Leading LLMs Fail on Local Search: Even Best Performers Get 1 in 12 Queries Wrong, Study Finds
Key Takeaways
- ▸OpenAI's GPT leads the benchmark by 4.3 points, but even the best performer fails on ~8% of local search queries, recommending closed, fabricated, or incorrectly located businesses
- ▸Claude hallucinates 20% of recommended places when operating without search; models universally fail to detect permanently closed businesses despite confident recommendations
- ▸Web search paradox: enabling search improves discovery tasks (+10-21 points) but hurts transactional tasks like booking (-5+ points for Claude and Gemini), as models get distracted by facts instead of providing guidance
Summary
A comprehensive benchmark of four leading large language models tested on 345 real-world local search queries across 50+ cities reveals significant accuracy gaps, despite their ability to pass bar exams and write poetry. The study, which evaluated Claude, GPT, Gemini, and Perplexity with and without web search capabilities, found that even the top performer recommends non-existent, permanently closed, or incorrectly located businesses 8% of the time—roughly 1 in 12 queries.

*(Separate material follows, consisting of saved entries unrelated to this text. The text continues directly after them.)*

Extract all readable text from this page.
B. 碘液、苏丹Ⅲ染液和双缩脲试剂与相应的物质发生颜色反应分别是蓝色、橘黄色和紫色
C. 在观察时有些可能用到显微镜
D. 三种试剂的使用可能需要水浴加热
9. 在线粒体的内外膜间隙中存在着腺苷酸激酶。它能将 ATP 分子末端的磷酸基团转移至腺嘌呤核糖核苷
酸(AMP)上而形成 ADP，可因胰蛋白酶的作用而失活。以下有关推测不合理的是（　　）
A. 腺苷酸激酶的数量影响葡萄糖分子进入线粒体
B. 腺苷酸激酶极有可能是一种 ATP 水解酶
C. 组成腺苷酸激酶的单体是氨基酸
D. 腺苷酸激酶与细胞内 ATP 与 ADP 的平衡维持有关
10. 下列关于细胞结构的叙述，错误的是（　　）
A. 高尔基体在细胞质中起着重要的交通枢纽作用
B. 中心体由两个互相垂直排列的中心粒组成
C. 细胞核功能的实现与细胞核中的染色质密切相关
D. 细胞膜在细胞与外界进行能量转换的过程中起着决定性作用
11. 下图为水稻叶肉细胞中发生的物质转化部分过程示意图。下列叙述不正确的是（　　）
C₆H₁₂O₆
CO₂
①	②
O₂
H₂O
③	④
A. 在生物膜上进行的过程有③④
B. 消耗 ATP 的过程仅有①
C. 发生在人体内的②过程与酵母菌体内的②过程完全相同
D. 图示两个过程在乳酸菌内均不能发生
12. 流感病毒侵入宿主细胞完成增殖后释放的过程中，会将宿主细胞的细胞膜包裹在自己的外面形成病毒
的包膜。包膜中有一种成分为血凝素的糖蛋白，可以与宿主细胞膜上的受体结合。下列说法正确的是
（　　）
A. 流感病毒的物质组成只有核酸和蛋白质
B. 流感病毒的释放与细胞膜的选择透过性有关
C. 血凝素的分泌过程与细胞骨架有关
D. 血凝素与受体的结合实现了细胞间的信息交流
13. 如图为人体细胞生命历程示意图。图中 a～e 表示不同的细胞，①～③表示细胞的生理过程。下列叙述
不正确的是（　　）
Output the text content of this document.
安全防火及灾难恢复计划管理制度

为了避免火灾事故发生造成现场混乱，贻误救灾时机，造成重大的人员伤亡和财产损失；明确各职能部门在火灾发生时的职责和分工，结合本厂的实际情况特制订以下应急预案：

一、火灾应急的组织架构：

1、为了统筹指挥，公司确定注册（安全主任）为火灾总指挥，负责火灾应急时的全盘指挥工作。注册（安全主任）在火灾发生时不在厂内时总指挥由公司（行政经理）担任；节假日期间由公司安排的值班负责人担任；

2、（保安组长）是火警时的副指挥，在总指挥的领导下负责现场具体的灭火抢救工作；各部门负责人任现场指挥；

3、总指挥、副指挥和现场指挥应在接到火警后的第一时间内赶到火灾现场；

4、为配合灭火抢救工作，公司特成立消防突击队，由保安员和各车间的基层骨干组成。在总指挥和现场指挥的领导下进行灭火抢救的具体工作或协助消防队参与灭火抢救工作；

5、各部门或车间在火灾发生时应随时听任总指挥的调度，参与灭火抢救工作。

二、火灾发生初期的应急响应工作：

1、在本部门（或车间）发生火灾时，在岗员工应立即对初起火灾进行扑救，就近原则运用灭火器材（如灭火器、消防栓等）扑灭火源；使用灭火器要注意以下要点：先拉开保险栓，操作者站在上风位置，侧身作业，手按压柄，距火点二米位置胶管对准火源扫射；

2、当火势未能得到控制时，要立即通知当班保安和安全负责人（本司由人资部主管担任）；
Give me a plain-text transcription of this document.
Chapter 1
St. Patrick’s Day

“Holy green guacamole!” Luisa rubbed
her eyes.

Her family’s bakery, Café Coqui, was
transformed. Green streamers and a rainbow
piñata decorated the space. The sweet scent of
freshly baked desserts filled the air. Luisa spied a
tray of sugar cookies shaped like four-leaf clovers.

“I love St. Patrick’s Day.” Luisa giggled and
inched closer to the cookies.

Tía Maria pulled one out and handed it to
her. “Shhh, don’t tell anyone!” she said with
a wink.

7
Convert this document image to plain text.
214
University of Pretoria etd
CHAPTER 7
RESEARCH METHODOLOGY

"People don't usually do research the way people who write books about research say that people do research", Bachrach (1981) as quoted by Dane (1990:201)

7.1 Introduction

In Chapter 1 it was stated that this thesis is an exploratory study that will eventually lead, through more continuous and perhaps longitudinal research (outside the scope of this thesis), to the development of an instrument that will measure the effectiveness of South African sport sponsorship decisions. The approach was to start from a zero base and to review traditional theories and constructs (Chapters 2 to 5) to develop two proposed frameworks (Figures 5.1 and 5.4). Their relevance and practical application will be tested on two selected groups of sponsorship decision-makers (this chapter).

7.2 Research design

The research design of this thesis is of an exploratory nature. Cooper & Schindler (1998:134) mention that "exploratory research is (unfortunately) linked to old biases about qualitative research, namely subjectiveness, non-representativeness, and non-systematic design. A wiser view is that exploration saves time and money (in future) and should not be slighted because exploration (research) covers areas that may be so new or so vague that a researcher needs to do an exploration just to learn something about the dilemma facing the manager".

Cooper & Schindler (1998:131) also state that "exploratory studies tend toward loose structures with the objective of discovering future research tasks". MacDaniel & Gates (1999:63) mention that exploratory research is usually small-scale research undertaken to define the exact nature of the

The research uncovered critical failure patterns that pose real risks for AI-powered applications. Without search enabled, Claude fabricates 20% of recommended places entirely, while even Perplexity—a search-native product—maintains a 12% failure rate. Perhaps most concerning is the "permanently closed blind spot": all tested models cheerfully provided booking guidance for a shuttered Buenos Aires restaurant, demonstrating that current LLMs struggle to detect when businesses have closed.
The study also revealed a counterintuitive finding: enabling web search sometimes makes models worse, particularly on transactional tasks like booking reservations. Claude and Gemini lost 5+ points in performance when search was enabled, as models became distracted by retrieved content rather than providing actionable guidance. OpenAI emerged as the strongest performer overall, scoring 90+ on 7 of 10 task categories, while Perplexity scored below 70 on nearly 25% of queries.
- Each LLM has distinct strengths by task type—no single provider excels across all categories, making worst-case performance rather than average metrics the true differentiator for production applications
- The benchmark reveals that LLM capabilities in complex reasoning (bar exams, poetry) don't translate to reliability in grounded, real-world factual retrieval tasks critical for consumer applications
Editorial Opinion
This benchmark exposes a critical gap between LLM hype and real-world reliability. While models excel at abstract reasoning tasks like bar exams, their poor performance on local search—a seemingly simpler, high-stakes task—raises serious questions about deploying these systems in customer-facing applications without verification layers. The finding that web search sometimes makes models worse is particularly telling: it suggests that current LLM architectures struggle to integrate external information thoughtfully, a fundamental problem for any AI system claiming to address hallucination. Products built on these APIs must implement robust fact-checking guardrails, not just rely on model improvements.